President Kim began his term reaching out to the North by returning a prominent prisoner and donating 150,000 tons of rice. After the discovery of the submarine and last week's belligerence, many say these conciliatory overtures have failed.
"They know power comes from the barrel of a gun," says Woo Jae-sung, president of The Freedom Center, a South Korean think tank in Seoul.
Other analysts say that North Korea is becoming increasingly desperate. Millions of North Koreans are believed to be starving as recent floods have ravaged an already-inefficient agricultural system. While the North's economy and trade shrinks, rumors are emerging of discipline problems in the tightly controlled Stalinist society.
Some North Korea watchers here worry that the country may actually take military action if it misinterprets recent events in the South.

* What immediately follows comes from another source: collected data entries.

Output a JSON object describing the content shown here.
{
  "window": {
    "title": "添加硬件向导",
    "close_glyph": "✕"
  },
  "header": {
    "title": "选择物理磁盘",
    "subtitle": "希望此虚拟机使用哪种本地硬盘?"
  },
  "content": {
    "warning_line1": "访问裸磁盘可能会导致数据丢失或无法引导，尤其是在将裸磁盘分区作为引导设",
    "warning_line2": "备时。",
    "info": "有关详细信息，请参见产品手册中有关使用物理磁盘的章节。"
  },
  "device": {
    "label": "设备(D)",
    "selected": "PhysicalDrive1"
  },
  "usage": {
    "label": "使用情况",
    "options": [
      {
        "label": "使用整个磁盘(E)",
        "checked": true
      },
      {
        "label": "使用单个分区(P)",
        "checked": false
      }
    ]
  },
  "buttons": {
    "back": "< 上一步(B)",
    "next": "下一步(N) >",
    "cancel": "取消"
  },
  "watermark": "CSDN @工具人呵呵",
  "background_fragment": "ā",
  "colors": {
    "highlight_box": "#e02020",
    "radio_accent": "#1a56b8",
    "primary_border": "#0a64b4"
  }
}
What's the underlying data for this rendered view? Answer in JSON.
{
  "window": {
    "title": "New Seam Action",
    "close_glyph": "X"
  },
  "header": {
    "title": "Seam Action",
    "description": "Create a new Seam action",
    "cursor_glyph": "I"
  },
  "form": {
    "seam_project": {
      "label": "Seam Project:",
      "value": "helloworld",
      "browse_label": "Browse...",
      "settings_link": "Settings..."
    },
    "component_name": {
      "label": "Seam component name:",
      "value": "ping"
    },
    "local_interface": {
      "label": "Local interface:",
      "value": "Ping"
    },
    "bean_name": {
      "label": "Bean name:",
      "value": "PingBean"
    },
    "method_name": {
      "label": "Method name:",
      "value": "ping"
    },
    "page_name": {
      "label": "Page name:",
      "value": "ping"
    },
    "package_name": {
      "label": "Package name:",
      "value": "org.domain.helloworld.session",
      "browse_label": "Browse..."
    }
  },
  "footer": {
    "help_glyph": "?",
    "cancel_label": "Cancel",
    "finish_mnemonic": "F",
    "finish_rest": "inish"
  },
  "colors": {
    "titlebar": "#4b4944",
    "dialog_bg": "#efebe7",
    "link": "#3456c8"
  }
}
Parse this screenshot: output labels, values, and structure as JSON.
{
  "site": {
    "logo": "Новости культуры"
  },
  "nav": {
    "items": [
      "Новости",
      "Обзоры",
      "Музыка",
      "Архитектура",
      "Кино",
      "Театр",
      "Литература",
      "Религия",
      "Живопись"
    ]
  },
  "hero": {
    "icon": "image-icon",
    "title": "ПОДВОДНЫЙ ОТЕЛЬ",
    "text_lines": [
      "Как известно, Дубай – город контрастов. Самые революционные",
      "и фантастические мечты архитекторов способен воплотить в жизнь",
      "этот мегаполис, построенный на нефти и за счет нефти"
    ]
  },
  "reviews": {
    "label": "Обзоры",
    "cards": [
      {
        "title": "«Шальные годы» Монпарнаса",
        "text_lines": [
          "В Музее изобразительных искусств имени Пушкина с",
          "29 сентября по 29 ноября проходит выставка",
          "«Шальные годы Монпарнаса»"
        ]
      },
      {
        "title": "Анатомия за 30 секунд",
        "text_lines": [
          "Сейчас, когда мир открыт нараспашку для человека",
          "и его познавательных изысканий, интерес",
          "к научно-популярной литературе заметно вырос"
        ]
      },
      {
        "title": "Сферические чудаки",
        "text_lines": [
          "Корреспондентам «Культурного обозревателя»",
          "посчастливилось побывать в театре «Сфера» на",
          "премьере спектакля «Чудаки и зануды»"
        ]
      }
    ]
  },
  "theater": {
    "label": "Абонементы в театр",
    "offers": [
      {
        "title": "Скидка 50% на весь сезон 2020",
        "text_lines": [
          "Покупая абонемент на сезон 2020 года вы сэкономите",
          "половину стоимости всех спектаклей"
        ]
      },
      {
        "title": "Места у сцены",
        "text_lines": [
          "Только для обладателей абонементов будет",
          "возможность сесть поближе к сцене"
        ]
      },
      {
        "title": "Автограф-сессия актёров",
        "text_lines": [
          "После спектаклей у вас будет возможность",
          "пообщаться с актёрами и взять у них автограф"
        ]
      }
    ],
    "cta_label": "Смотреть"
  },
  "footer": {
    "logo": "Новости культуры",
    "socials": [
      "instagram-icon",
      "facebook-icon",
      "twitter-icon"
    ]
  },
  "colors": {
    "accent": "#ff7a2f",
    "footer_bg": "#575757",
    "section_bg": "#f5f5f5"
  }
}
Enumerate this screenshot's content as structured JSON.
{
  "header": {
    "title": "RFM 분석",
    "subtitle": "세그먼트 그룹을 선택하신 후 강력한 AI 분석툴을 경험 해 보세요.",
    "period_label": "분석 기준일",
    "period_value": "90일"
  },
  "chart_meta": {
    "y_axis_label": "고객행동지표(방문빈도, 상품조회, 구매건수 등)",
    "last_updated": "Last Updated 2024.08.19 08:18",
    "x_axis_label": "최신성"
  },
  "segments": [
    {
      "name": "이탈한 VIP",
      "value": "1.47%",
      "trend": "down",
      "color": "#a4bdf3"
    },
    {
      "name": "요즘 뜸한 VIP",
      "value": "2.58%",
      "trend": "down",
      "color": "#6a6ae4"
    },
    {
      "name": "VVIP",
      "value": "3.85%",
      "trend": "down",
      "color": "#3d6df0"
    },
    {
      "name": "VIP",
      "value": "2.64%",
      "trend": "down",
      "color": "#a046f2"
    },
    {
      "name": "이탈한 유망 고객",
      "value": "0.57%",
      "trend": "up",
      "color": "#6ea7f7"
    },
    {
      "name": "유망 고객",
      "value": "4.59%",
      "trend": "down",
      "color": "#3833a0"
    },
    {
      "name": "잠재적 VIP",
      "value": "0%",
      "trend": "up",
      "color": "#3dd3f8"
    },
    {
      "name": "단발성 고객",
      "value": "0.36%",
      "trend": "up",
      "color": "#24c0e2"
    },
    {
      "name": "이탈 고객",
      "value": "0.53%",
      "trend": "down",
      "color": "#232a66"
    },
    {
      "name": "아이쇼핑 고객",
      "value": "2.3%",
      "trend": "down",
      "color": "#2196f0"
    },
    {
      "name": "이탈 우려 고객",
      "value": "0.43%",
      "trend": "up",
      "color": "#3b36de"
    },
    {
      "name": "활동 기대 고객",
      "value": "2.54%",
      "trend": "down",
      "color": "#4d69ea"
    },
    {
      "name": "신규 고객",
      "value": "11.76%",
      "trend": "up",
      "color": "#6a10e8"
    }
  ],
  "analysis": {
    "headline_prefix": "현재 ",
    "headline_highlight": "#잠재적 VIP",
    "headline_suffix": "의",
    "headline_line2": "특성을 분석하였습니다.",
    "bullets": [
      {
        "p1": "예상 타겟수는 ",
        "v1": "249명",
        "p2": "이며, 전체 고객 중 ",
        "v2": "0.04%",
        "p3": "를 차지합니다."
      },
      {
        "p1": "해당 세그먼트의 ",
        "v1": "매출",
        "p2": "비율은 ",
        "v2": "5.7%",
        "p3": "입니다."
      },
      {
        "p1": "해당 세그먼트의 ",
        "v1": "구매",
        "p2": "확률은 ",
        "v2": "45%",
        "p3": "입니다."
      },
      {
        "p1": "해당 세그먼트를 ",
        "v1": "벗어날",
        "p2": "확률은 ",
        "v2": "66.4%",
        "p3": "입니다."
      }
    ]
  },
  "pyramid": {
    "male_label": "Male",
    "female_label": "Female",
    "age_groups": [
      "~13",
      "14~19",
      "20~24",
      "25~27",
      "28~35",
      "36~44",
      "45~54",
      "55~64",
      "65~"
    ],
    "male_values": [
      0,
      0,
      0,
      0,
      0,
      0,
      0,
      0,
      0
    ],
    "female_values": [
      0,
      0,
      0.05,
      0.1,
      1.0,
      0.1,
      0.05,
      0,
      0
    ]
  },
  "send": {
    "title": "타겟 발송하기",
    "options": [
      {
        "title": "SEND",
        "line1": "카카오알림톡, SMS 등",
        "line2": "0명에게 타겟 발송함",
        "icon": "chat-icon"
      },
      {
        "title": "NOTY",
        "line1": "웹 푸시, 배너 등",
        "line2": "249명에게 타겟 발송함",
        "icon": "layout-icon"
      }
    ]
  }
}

They say the North would make a tragic miscalculation if it believed that any of the following were true:
*South Korean students, who espouse reunification with the North, are great supporters of North Korea.
*The South Korean government is divided and weak as it heads into next year's presidential election
*Morale is low in the South's military.
*America's once-solid alliance with the South is on shaky ground since the uncovering of a spy scandal involving a former South Korean in Washington.
*The Clinton administration fears a crisis during US presidential elections, and to keep the peace, would cave in to demands.
For now, the South can only prepare and wait. The ball is in North Korea's court.